On the flip side, simulating less polling error over the course of the campaign gives you a forecast that assumes very little variation in the polls after Labor Day. That's because the statistical technique we use to explore error over time — called the "random walk process" — evenly spaces out changes in opinion over the entire campaign. But campaign events that shape voter preferences tend to pile up in the fall, toward the end of the campaign, and a lot of voters aren't paying attention until then anyway. Because of this, we prefer to use a dataset that prices in more volatility after Labor Day.
As you can see, both the modeled error based on 1948-2020 elections and the modeled error based on 2000-2020 elections underestimate the actual polling shifts that took place in the final months of those elections. But the underestimation of variance for the 2000-2020 elections is particularly undesirable, since it pushes the explored error lower than even the most recent elections. So for our forecast model we choose to use the historical dataset that yields more uncertainty early, so that we get the right amount of uncertainty for recent elections later — even though we are still underestimating variance in some of the oldest elections in our training set. In essence, the final modeled error that we use ends up splitting the difference between historical and recent polling volatility.
Now it's time to combine all this uncertainty. The way our model works is by updating a prior prediction about the election with its inference from the polls. In this case, the model's starting position is a fundamentals-based forecast that predicts historical state election results using economic and political factors. Then, the polls essentially get stacked on top of that projection. The model's cumulative prediction is more heavily weighted toward whichever prediction we are more certain of: either the history-based fundamentals one or the prediction of what the polls will be on Election Day and whether they'll be accurate. Right now, we're not too sure about what the polls will show in November, and that decreases the weight our final forecast puts on polls today.
The reason, in other words, that our forecast hasn't moved much since the debate is that a 2-point swing in the race now does not necessarily translate to a 2-point swing on Election Day. The only way to take the polls more seriously is simply to wait.
For fun, though, let's look at what our forecast would say with different model settings. I ran our model four times: once as is (with the 8 points of remaining error), one with a medium amount of poll movement (about 6 points between now and November), one with rather little movement (4 points) and finally one version with both little poll movement and no historical fundamentals — purely a polls-only model.

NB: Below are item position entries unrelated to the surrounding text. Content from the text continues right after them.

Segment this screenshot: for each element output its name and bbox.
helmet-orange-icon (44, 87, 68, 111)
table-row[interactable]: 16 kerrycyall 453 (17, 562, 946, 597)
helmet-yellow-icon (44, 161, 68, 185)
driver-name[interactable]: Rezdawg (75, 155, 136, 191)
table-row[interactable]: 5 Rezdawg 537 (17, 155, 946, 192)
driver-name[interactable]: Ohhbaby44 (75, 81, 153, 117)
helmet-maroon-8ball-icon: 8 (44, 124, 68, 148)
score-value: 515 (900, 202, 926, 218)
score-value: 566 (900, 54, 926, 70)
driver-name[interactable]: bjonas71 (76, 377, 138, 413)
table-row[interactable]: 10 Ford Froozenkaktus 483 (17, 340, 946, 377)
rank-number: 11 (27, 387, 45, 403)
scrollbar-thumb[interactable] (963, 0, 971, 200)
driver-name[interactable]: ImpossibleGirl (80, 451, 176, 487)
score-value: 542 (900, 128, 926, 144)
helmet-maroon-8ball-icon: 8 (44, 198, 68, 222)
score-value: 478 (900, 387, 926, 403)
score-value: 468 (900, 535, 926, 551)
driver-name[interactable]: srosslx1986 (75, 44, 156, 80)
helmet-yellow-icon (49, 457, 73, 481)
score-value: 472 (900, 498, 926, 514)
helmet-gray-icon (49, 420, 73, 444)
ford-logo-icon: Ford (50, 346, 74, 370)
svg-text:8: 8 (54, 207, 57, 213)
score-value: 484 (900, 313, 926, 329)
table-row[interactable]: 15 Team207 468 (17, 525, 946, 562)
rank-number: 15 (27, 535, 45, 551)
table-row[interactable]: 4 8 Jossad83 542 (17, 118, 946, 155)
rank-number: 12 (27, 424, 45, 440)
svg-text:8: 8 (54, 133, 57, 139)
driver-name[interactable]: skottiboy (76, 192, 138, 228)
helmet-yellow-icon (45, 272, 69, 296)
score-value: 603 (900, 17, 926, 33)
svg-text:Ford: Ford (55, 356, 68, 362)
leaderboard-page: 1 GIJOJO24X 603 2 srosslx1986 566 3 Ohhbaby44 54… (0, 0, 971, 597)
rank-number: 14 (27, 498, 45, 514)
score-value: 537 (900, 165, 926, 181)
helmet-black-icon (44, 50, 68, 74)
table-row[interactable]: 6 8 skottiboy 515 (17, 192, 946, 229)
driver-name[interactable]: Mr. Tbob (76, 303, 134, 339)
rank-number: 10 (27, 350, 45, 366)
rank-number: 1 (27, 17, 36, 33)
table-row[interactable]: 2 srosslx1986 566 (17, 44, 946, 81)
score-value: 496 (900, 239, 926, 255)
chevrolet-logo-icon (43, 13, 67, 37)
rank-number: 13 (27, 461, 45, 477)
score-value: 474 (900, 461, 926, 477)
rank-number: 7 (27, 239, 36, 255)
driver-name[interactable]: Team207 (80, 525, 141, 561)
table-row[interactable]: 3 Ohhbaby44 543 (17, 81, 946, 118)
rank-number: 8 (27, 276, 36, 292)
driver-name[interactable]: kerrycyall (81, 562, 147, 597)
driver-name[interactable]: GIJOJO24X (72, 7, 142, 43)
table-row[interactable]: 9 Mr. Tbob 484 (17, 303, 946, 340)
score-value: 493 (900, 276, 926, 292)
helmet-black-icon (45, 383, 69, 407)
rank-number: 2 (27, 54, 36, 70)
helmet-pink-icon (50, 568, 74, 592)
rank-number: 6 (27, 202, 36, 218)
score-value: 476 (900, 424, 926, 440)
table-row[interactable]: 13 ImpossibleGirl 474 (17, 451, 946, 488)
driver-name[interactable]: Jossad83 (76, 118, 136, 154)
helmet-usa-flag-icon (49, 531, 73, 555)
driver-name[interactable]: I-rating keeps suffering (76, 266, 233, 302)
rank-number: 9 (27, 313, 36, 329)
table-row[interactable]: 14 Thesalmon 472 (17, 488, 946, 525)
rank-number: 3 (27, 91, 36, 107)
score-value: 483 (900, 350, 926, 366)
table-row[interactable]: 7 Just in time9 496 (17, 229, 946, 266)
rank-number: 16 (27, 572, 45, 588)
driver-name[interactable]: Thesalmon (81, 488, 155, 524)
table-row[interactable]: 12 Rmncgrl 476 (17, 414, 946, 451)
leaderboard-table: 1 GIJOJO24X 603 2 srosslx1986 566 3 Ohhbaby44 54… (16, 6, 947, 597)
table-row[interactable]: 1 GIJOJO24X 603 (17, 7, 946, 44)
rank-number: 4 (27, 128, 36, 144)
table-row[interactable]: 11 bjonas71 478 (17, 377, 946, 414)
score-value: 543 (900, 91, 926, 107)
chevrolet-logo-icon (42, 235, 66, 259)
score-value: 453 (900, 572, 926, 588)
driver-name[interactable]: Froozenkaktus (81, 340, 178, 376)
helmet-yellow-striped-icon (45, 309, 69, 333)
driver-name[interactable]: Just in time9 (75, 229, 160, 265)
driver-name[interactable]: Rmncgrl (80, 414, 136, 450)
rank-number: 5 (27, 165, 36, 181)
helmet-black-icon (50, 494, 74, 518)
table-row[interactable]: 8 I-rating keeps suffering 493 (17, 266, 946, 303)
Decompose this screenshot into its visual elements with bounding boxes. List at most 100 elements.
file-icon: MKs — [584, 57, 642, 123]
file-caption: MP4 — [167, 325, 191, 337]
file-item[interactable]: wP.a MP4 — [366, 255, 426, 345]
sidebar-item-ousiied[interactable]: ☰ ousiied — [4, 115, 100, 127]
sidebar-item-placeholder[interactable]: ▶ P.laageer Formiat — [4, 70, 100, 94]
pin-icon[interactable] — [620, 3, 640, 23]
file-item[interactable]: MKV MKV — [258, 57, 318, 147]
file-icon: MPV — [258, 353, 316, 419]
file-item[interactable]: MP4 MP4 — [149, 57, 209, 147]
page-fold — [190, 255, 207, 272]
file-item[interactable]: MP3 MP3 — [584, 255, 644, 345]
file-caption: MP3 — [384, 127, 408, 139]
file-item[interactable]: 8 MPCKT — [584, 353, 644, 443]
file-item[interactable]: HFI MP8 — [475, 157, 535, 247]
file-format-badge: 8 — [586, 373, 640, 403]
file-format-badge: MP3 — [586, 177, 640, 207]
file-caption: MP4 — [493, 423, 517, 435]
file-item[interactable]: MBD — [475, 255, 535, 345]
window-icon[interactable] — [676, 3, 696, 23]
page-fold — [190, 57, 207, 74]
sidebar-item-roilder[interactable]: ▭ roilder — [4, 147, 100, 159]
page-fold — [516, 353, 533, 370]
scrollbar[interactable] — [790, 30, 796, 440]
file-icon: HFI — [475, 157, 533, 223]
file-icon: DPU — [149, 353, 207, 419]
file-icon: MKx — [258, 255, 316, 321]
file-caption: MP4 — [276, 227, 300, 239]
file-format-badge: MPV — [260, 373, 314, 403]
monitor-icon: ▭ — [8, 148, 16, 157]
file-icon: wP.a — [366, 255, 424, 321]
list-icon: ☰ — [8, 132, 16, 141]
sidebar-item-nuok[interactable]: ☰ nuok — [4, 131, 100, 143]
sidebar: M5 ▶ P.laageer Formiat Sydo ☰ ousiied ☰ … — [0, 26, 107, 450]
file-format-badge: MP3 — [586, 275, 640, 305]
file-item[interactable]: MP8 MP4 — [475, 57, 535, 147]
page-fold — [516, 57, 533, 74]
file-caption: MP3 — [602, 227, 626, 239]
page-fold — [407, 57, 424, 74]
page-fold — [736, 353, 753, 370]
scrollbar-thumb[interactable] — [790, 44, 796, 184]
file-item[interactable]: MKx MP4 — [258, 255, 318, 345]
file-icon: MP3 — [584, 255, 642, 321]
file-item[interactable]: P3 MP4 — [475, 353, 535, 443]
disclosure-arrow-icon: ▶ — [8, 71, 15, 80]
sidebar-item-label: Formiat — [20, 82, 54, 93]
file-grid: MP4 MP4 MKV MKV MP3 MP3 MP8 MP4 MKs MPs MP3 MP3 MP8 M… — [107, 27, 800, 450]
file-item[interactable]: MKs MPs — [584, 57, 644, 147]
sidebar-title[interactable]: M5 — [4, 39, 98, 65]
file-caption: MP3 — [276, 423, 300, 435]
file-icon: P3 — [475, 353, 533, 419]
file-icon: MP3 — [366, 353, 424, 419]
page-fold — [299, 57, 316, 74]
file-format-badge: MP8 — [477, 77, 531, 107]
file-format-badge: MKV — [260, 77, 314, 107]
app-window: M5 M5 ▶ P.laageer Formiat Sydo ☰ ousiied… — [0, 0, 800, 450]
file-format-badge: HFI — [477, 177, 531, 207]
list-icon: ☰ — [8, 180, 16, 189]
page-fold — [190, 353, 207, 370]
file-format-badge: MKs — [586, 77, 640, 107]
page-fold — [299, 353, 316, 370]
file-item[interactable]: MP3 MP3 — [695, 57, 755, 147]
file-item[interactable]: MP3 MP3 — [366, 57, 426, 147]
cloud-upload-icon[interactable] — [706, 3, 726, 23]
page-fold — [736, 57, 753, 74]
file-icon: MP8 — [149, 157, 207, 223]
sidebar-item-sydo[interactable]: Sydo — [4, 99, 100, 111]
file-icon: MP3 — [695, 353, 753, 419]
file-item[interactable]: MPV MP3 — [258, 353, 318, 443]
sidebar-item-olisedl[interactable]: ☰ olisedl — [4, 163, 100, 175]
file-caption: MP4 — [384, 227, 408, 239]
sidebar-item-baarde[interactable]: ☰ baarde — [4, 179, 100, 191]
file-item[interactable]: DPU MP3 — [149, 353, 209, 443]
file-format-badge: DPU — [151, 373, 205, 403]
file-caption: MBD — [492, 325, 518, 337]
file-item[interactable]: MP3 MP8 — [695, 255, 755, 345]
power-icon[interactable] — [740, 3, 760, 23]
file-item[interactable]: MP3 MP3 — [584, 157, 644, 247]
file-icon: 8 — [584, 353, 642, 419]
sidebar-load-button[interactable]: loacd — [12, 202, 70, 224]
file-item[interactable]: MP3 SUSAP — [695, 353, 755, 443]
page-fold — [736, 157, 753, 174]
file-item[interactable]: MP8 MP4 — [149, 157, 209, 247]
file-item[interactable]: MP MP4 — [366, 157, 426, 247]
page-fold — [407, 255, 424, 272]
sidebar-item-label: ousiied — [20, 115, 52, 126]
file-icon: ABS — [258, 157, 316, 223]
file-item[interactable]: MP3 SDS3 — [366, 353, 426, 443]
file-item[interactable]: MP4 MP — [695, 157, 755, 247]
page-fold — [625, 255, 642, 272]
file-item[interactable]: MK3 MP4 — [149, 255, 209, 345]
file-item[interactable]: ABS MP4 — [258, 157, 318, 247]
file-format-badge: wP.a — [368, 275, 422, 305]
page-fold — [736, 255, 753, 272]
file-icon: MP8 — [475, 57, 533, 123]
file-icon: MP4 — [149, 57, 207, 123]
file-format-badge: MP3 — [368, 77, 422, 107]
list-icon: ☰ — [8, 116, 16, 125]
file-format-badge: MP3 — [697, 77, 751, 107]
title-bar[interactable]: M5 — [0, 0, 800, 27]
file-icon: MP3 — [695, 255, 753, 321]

The results of these different model settings show us that having less uncertainty about how the campaign could unfold increases Trump's odds of winning. That's because he's leading in polls today — so making our prediction of the polls on Election Day more closely match their current state pulls Biden's vote margin down, away from the fundamentals and closer to what would happen if the election were held today. And when we remove the fundamentals from the model completely, we get an even higher probability of a Trump victory.
And this is the root of why 538's forecast has been more stable than others: Most other forecasts simply take current polls more seriously. That is not necessarily the wrong prediction about the future; we just found that less error did not backtest well historically. Many different statistical models can be somewhat useful at explaining uncertainty in the election, and with few historical cases, it's impossible to say that one of us is right or the other is wrong.